= The Slant =

The Slant is the humor and satire magazine of Vanderbilt University. Founded in 2000, it is a member of Vanderbilt Student Communications.

==Pranks==
The magazine's content and staff pranks have often led to controversy at Vanderbilt.

On March 11, 2003, The Slant ran a complete mock-up of The Vanderbilt Hustler entitled The Vanderbilt Huslter, with the headline "GEE DEAD," referring to then-Vanderbilt Chancellor Gordon Gee. The hoax received some attention from national media, including an appearance on the Drudge Report. Gee's office responded to the hoax by releasing a photo of him holding a copy of the fake issue (with Gee smiling). Despite Gee's good humor about the prank, the ensuing controversy led to the removal of The Slants editor-in-chief from his post for inappropriately expropriating the Hustlers news racks in violation of Vanderbilt Student Communications regulations. Gee discussed the hoax in his 2003 commencement speech and Laura Bush mentioned the prank in her commencement speech in 2006.

In spring 2006, The Slant created a fake poster for the Rites of Spring Music Festival, Vanderbilt's annual outdoor music festival. The posters, hung around campus, falsely claimed that Ben Folds would be headlining the festival. The Hustler published the erroneous news as fact, later retracting the announcement in its next issue. Ironically, Ben Folds, who had previously been approached by Rites planners and was apparently unaware of the prank, soon thereafter agreed to headline the festival, prompting the Hustler to once again announce a Ben Folds-anchored lineup.

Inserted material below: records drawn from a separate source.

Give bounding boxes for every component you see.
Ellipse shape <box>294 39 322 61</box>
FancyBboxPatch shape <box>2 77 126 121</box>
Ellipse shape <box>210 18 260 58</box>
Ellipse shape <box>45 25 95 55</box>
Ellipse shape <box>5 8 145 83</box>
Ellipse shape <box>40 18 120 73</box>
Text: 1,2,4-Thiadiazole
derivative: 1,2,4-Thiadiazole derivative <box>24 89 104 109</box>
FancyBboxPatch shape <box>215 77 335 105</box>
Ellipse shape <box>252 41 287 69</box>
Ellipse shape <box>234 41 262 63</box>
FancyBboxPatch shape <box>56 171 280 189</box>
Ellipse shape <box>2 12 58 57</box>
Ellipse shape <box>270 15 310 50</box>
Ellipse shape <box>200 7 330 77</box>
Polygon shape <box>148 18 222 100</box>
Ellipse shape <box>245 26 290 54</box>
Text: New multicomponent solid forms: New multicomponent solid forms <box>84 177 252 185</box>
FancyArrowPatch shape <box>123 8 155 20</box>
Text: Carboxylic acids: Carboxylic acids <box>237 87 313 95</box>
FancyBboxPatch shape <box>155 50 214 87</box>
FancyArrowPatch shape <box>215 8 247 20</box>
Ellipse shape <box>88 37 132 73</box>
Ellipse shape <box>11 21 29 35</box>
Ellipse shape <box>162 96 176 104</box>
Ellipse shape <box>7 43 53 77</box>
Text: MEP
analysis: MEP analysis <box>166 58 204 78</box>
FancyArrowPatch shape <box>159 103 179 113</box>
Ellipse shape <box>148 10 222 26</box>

On November 16, 2007, the final day before Thanksgiving break, Slant staff members placed signs on the doors of dozens of classrooms across campus, informing students that their respective classes would instead be meeting in the Furman lecture hall for the day. As students from several different classes confusedly entered the same room, they were greeted with a breakfast of doughnuts, orange juice, and a screening of A Charlie Brown Christmas.

On February 5, 2009, The Slant ran a second The Vanderbilt Huslter, this time with a headline reading "Goodbye Greek life: Greek Life to be Kicked off Campus in Fall 2010". Although coming out on a Thursday, a day on which The Hustler does not usually print, and being put in The Slant newspaper racks, the paper still fooled many students. There were several clues in the 2009 version of The Huslter, including several obviously ridiculous stories, "Thes Lant" being announced as a possible opener for Vanderbilt's annual "Rites of Spring" music festival, the Slant editorial staff's presence on the editorial board, fake advertisements, and a straight out admission on page 4 in the opinion section's "Verdict": "As you may have guessed by now, the Slant published a DAMN good Hustler."

On April 9, 2025, The Slant held an event inside of Stevenson lecture hall, where they claimed they would host popular music artist Noah Kahan for a Q&A. The event was at full capacity, and instead of hosting Kahan for a Q&A, The Slant instead gave a lecture on why lying is wrong. This stunt was achieved by creating a fake student organization named the Vanderbilt Music Association. They successfully posed as a real club and held several meetings before announcing that they would "host" Kahan as a guest. The Slant even went as far as to put up their typical parody posters for events, which stated that Genghis Khan would be the guest speaker. A number of students were so thoroughly hoodwinked that they waited outside Stevenson for four hours prior to the event.